Nosso plano era filmar por um ano e lançar o filme o mais rápido possível para que as pessoas pudessem correr comigo em alguns dos estados restantes. Então, é claro, veio a pandemia de 2020. Não poderíamos terminar o filme ali (que final chato!), mas quem sabia por quanto tempo as corridas seriam canceladas ou por quanto tempo eu seria forte o suficiente para continuar? Eu já estava vivendo com tempo emprestado. Decidimos continuar filmando.

Eu realmente pensei que chegaria ao estado 50? Na verdade. Eu estava apenas no estado nº 17 quando o mundo se fechou.

Mas esse não era o ponto. O objetivo era chegar lá e realmente viver: explorar, me desafiar, ser corajoso.

Odeio estragar o final, mas sim, consegui!

“Go On, Be Brave” segue minha jornada quando me tornei a primeira pessoa com ELA a fazer uma maratona em todos os 50 estados. O documentário é mais lindo e inspirador do que eu jamais poderia imaginar — e eu estava lá! Hope e minha comunidade me impulsionaram em cada linha de chegada.

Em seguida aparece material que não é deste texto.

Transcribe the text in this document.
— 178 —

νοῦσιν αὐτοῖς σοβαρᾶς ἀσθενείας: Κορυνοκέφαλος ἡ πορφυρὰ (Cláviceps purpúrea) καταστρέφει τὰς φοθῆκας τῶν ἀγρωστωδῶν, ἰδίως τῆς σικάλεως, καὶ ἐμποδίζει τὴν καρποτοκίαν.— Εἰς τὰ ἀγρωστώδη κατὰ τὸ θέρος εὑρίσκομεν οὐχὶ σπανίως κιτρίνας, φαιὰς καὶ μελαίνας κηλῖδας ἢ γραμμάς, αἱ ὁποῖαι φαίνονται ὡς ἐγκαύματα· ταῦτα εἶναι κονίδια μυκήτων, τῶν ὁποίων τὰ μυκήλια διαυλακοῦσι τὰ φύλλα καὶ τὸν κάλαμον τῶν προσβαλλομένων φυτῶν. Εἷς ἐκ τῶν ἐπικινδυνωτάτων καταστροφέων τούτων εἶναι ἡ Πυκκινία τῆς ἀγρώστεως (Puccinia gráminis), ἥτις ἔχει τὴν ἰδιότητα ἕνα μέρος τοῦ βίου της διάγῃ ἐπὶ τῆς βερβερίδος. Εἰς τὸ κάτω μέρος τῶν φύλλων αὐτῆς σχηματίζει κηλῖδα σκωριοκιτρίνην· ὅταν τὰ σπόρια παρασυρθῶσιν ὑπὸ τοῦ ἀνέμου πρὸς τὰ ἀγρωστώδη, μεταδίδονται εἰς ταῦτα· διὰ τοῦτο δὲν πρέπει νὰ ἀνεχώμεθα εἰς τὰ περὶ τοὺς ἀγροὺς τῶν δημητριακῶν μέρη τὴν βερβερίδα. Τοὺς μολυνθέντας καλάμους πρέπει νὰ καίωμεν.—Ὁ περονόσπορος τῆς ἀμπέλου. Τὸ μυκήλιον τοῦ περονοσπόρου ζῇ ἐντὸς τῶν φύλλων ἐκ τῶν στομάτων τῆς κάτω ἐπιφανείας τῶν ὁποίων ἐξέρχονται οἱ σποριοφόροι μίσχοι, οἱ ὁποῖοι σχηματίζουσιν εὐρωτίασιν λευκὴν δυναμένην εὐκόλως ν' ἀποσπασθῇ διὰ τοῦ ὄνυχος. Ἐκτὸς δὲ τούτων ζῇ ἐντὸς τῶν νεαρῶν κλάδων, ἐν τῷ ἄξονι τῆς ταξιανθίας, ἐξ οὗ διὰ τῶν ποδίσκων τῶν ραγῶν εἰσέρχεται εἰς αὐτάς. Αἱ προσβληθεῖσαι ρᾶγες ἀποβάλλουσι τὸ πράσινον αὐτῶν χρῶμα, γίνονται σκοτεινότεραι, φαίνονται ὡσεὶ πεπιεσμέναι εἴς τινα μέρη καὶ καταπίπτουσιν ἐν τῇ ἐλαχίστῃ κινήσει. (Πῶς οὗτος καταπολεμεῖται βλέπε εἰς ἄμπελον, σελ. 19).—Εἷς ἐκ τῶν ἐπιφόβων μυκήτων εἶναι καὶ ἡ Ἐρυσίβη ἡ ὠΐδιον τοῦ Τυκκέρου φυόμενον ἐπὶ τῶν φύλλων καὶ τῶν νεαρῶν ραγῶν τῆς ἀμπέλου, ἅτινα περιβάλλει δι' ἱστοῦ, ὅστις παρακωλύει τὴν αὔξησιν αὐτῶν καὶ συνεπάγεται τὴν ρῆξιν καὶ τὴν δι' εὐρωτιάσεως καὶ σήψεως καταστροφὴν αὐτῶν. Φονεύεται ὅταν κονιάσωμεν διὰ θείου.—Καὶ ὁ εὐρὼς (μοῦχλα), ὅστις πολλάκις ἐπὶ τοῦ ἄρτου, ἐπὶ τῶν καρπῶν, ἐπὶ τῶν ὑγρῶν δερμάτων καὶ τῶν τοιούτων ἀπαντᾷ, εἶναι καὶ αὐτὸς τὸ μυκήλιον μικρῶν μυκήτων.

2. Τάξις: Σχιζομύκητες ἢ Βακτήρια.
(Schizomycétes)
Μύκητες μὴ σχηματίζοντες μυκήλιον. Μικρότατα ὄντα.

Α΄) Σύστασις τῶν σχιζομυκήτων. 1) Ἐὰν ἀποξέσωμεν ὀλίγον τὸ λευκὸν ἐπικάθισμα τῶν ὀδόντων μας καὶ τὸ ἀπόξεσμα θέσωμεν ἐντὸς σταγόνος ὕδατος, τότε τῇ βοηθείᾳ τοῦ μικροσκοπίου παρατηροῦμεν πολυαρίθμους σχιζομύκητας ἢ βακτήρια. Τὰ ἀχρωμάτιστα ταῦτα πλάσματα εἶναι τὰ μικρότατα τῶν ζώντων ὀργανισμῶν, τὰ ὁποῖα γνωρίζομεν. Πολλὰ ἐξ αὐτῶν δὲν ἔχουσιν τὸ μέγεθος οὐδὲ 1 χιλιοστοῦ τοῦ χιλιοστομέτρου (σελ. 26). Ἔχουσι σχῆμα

Mesmo com essa conquista, nunca quero que ninguém veja minha história e pense: “A ELA não pode estar tão ruim se ela está por aí fazendo maratonas”.

Não. A ELA é uma doença cruel e incapacitante que pode atingir qualquer pessoa a qualquer momento. Meu marido e eu vimos nossos amigos definhar e morrer, impotentes para impedir a progressão de sua doença. Ouvimos histórias de entes queridos perdidos cedo demais e de famílias devastadas emocional e financeiramente.

Recebi um presente de tempo que a maioria das pessoas com ELA não recebe. E me foi dada a perspectiva de quão rapidamente tudo isso pode ser eliminado. Então, estarei no meu triciclo, usando os meus músculos e angariando dinheiro para acabar com a ELA enquanto puder.


Adaptado de “Hope Fights Back: Fifty Marathons and a Life or Death Race Against ALS”, de Andrea Lytle Peet com Meredith Atwood. Publicação em setembro de 2023 pela Pegasus Books. Adaptado com permissão. O documentário, “Go On, Be Brave”, aparecerá em cinemas selecionados no outono de 2023 e, esperançosamente, estará disponível para streaming no início de 2024.